Austin organizations are doing great work, she says. “We have to work together.”
“They have been willing to listen to us and trust our strategies,” Sparks says. “It’s not haphazard. It’s very strategic.”
And that has meant that Knapp also has been working with legislative staffs and the governor’s office to strengthen legislation.
“This is messy, it’s dirty, it’s disgusting,” Knapp says. “These men who buy this (expletive) should be in jail, and the pimps should be in jail.”
The men are also your neighbors, the business executives, the CEOS, Glode says. “Technology means they don’t need a red-light district anymore. They can order a kid online and the kid will be delivered to their door.”
Phenix of the Refuge says it has to be a multiprong approach: education for potential victims as well as buyers and awareness to recognize what child sex trafficking looks like, legislation that includes stiffer penalties, and places to help victims like from Elizabeth Ann Seton House to Nicole’s Place to the Refuge.

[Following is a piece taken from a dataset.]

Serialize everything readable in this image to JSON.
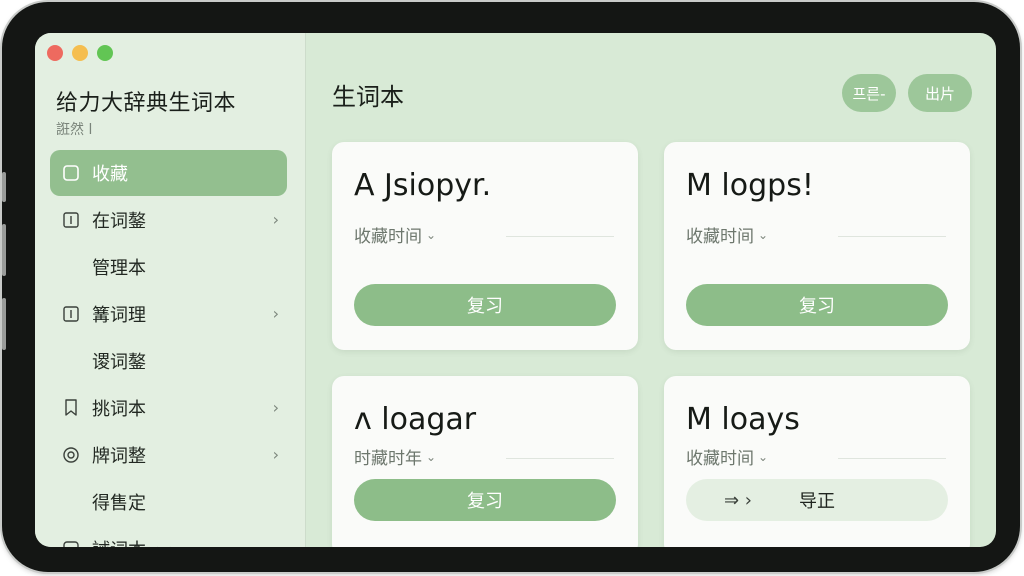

Sparks agrees. Her office is focusing on reducing the demand for child sex trafficking as well as preventing it by encouraging teens to develop healthy relationships with adults and having a strong sense of self and community. She calls it a “network of nurture” for Texas teens.
In five years, Knapp would like Austin 20 to have added houses to Nicole’s Place, including a home for boys, many of whom have more trouble identifying themselves as having been trafficked than girls.
“This isn’t my passion,” Knapp says. “My passion is jewelry. This is my obsession. I’m obsessed with helping these kids.”